The Current B&O is a bad tax. Why? Reason 1: It is not related to ability to pay.
The base of the B&O is gross receipts. Receipts are divided into three broad categories: returns to workers, return to owners and costs of inputs. Returns to workers and owners reflect ability to pay. This is income. Cost of inputs are costs. The B&O taxes the costs of doing business. Costs are not any kind of reflection of ability to pay.
To attempt a rough approximation of fairness, the current B&O employs a myriad of rates. Because the B&O is not based on ability to pay, but on top line receipts, it has had to accommodate its rates to minimize distortions and unfairness. It is patently obvious that a lawyer without any real inputs to purchase has a different cost structure than a retailer whose margins may be quite small. So the B&O has a different rate for services than for retailers, and manufacturers, and certain manufacturers, and wholesalers, and on and on.
It is a statistical fact that the larger the business, the greater the value added of that business, within its sector. (“Value added” refers to these returns to owners and workers.) Which means -- since the B&O taxes gross, not net returns – that the effective tax on larger businesses and corporations is lower than on smaller, in general.
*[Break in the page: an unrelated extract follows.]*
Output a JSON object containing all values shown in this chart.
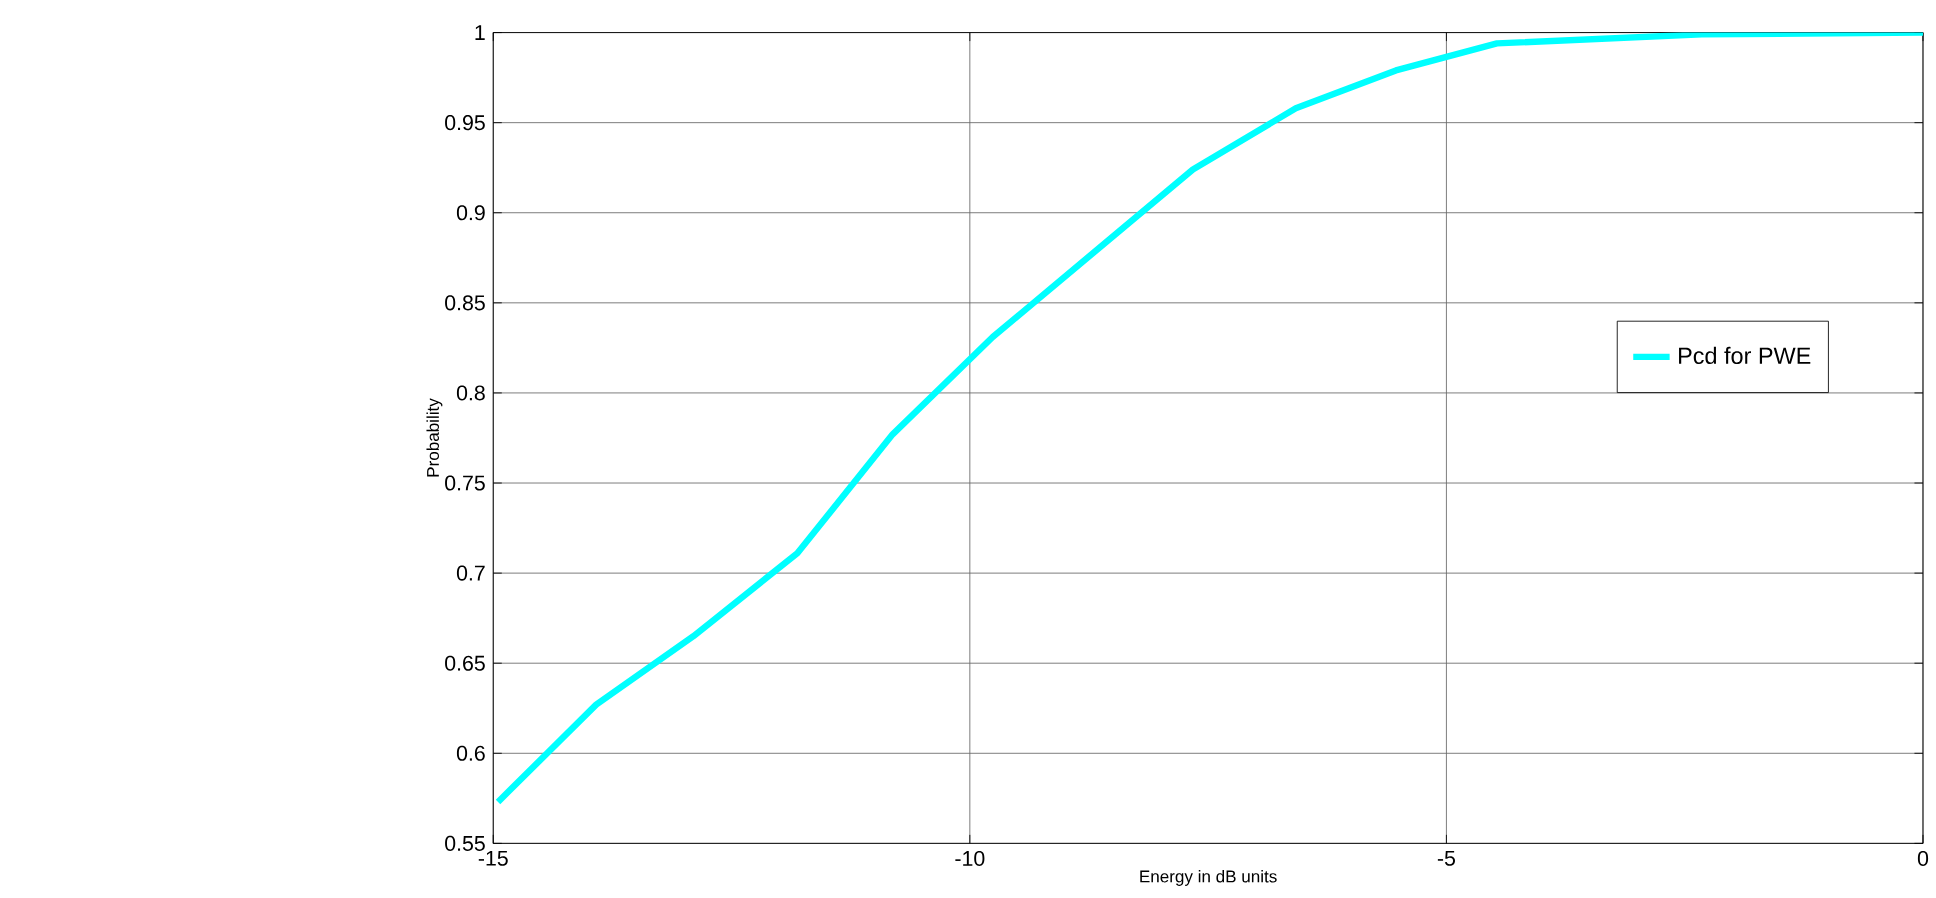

The current B&O is a bad tax. Why? Reason 2: Its rate is deceptive.
The nominal (face value) rate of the tax is very low. But this is not the effective rate. For two reasons. One, as above, the rate is applied to a bad base, so the effective rate on the ability to pay is much higher. That is, once costs have been deducted, and the tax burden calculated against returns to workers and owners, that rate goes up.
Second, because one businesses costs are anothers revenue, the effective tax multiplies. That is, Business A sells its product to business B, pays the tax and that tax is part of the sale. Business B sells to Business C (or customer C) and the tax is imposed on the full sale – including that portion of the product which was bought from Business A. Thus the part of the product or service that is related to the first purchase is taxed again. This can go on for several steps. It is referred to as “pyramiding,” and can generate an effective tax that is many times the nominal rate.
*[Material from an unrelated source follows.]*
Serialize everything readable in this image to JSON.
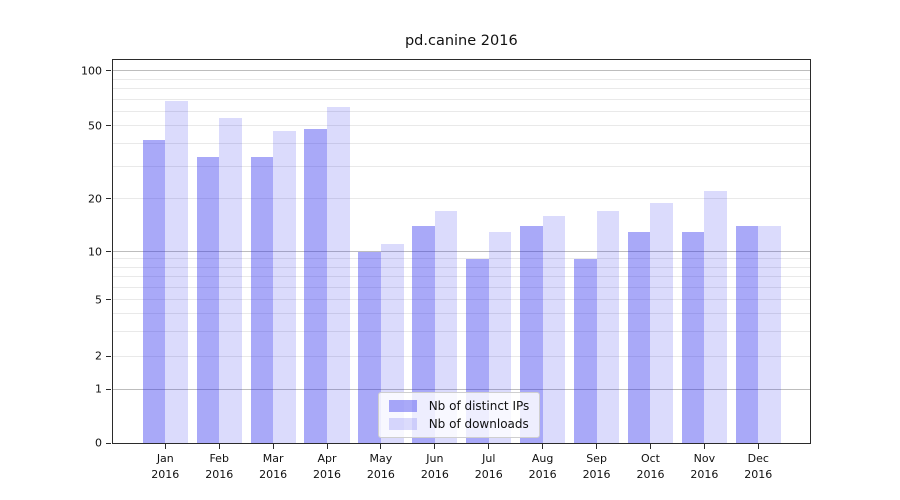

Fairness is a question, too, when you realize that it is only businesses which sell in the Washington market which pay the B&O. So suppliers to Company C which operate in Washington pay the B&O, but suppliers which operate in Oregon, or China, do not. Thus it is like a reverse tariff. It costs you more to operate inside the state than outside in terms of B&O. Theeffective B&O rate at WalMart is lower than at your neighborhood grocery or convenience store. The more home-grown your business, the higher B&O you pay.
As the economy goes up and down, the B&O does not go up and down so much, because of this taxation of embedded costs. It instead becomes more onerous. If a business needs to cut its prices to attract or retain customers, it must do so at the cost of returns to owners or workers. The tax does not go down proportionally to these returns, because it is still taxing the costs of inputs.
The current B&O is a bad tax. Why? Reason 3: Compliance
While the bookkeeping for the B&O may seem easy, some businesses have several operations going on, manufacturing , wholesaling, retailing under one operation. The revenue has to be divided between these categories and then the appropriate rate applied.
More burdensome, however, are the myriad of municipal B&O’s. Many cities impose B&O taxes that are not related to the state’s B&O, and these systems are all different from each other. So if you operate in several jurisdictions, your business has to figure out several tax returns. A simplified B&O at the state level could serve as the platform for these municipalities and greatly reduce compliance costs and avoidance.
The current B&O is a bad tax. Why? Reason 4: It does not generate enough revenue.
Because of the above limitations, the current B&O’s revenues cannot be raised without causing significant unfairness. Thus the rate cannot be adjusted because the burden is not shared equally, but in fact, falls heavier on the smaller and more stressed businesses. Further, it does not apply to all value added, but only to that from the private sector.